Scholar pretendus, I noticed that you've put your foot in it big time with your claim about Jeremiah 25:12, so I decided to disembowel your claims again. You said:
: Jeremiah 25:12 most emphatically has nothing to say that would date it to 539 for its judgement against Babylon could only commence after the years ended with the Return of the Exiles in 537.
First, nothing whatsoever in the text says anything about a "Return of the Exiles", much less a return of exiles in a specific year. This is trivial to show, by quoting the passage in question (NASB):
11 This whole land will be a desolation and a horror, and these nations will serve the king of Babylon seventy years. 12 'Then it will be when seventy years are completed I will punish the king of Babylon and that nation,' declares the LORD, 'for their iniquity, and the land of the Chaldeans; and I will make it an everlasting desolation.'
The passage doesn't even speak of the Jews, although previous passages show that the Jews were among "these nations" that verse 11 specifically mentions. Clearly, "these nations" were to serve the king of Babylon for 70 years, and that servitude certainly did not end when the Jews returned to Jerusalem in 538 B.C.
Your claim is demonstrably false.
But here is your royal screwup:
: Your theory here is simply impossible. The text clearly associates the judgement against Babylon with the desolation of Babylon and its land which did not happen in 539 BCE.
Very good! The judgment is associated with Babylon alright. But a judgment of desolation did not come for more than another 900 years, because the city was inhabited at least through the 4th century A.D. For this reason alone, it's ridiculous to claim that verse 12 applies to a judgment so far in the future that no one would care, some 1000 years in the future with respect to Jeremiah's audience. Obviously then, Jeremiah's prophecy was intended to be fulfilled upon Babylon in a way that no one living at the time could deny.

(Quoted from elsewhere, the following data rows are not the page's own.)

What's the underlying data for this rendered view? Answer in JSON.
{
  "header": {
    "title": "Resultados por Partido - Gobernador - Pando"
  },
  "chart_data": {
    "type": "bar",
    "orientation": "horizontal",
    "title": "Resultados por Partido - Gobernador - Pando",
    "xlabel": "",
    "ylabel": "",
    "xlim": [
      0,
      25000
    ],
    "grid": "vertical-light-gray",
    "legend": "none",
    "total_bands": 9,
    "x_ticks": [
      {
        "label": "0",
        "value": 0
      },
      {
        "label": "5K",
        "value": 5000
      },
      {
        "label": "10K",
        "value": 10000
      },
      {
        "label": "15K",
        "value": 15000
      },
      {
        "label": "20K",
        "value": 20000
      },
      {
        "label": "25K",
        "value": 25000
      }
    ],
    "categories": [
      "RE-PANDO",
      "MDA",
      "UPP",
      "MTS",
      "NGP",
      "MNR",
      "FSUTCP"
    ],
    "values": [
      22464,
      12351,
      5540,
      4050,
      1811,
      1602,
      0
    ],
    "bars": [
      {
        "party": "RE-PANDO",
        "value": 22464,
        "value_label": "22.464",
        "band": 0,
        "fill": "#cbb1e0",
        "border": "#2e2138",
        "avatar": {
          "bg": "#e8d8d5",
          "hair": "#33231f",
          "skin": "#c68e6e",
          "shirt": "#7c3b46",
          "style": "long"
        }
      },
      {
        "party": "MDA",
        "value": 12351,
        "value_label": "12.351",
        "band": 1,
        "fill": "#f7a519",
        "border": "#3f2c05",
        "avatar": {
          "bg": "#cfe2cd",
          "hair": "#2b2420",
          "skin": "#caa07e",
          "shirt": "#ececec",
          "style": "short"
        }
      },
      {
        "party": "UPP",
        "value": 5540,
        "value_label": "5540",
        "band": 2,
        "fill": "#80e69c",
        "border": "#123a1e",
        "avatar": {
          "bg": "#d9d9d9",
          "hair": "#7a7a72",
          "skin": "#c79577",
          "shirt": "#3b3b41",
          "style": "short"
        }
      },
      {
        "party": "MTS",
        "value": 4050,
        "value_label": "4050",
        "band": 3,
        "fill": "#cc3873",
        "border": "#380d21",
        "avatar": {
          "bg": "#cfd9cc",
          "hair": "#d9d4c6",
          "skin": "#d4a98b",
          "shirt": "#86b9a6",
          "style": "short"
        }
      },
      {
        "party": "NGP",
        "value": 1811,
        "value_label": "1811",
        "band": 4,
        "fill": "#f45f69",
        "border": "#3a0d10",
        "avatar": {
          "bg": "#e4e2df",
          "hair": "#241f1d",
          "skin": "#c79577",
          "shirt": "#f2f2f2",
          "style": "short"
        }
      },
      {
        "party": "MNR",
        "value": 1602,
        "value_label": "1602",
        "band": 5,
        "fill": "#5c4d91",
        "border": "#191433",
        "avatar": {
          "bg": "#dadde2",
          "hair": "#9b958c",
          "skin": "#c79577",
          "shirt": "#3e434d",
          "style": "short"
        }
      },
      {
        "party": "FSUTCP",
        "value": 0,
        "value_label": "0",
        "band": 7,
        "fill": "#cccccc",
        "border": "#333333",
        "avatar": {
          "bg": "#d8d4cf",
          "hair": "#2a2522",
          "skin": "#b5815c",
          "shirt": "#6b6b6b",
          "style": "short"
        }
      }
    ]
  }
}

The language connecting verses 11 and 12 proves this point. After verse 11 states that "these nations will serve the king of Babylon seventy years", verse 12 directly connects the end of that servitude with the punishment of the king of Babylon: "THEN it will be when seventy years are completed I will punish the king of Babylon." In other words, it was to be right "then", or "at that time", as soon as the 70 years were over, that the king would be punished. And not just the king, of course, but the nation.
How was the king of Babylon punished? Nabonidus, the primary king, was deposed. Belshazzzar, the second ruler in the kingdom, was killed.
How was the nation punished? It lost its empire and its primacy in the region and was replaced by the kingdom of the Persians and the Medes.
To claim that these things were not a punishment is beyond stupid, and a clear case of special pleading.
It's also easy to see that a complete desolation of Babylon occurring some 900 years after its fall in 539 is consistent with the words of Jeremiah: the fall in 539 began a long, slow decline that ended with complete desolation nearly a millennium later.
In view of the above, scholar pretendus, it's clear that your claim that my "theory here is simply impossible" is more smoke and mirrors designed to throw yourself off from the simple fact that the McFadzen Hypothesis is completely unbiblical.
I will also point out that the McFadzen Hypothesis is at odds with that of Mommy Watchtower here, since the latter's only discussion of the matter claimed that the punishment upon the king of Babylon was not the city's desolation a millennium after Jeremiah's prophecy, but the fact that the king of Babylon in 537 B.C., poor old Cyrus, was commissioned by God to allow the Jews to return home. So, scholar pretendus, by publicly advancing a "different doctrine" than Mommy's, you've made yourself an apostate in her eyes.
A further point: you continue to ignore the absolutely clear words of Jeremiah 27:6, 7. Here God says (NASB):
6 Now I have given all these lands into the hand of Nebuchadnezzar king of Babylon, My servant, and I have given him also the wild animals of the field to serve him. 7 All the nations shall serve him and his son and his grandson until the time of his own land comes; then many nations and great kings will make him their servant.
This is clearly speaking of Nebuchadnezzar and his dynasty -- not some minor city officials who presided over Babylon's final abandonment a millennium later. This passage is completely consistent with, and complementary to, Jeremiah 25:11, 12. In fact, it leaves no room at all for the ridiculous special pleadings engaged in by the likes of you, Rolf Furuli and Mommy Watchtower.
Each bit of verse 7 was completely fulfilled in 539 B.C.: "All the nations" round about Judah served Nebuchadnezzar's dynasty until that dynasty ended in 539; at that time, "the time of his own land" came for it to be judged and punished by its being conquered by a foreign power; at that time, "many nations and great kings" made "him their servant" by subjugating Nebuchadnezzar's dynasty.
To claim that Nebuchadnezzar's dynasty was not thoroughly punished, or called to account, in 539 B.C. is beyond stupid, and a clear case of special pleading.
To ignore this fact is to engage in gross scholastic dishonesty.
Jeremiah 27:6, 7, then, clearly proves that Jeremiah 25:12 can refer only to the demise of Nebuchadnezzar's dynasty in 539 B.C.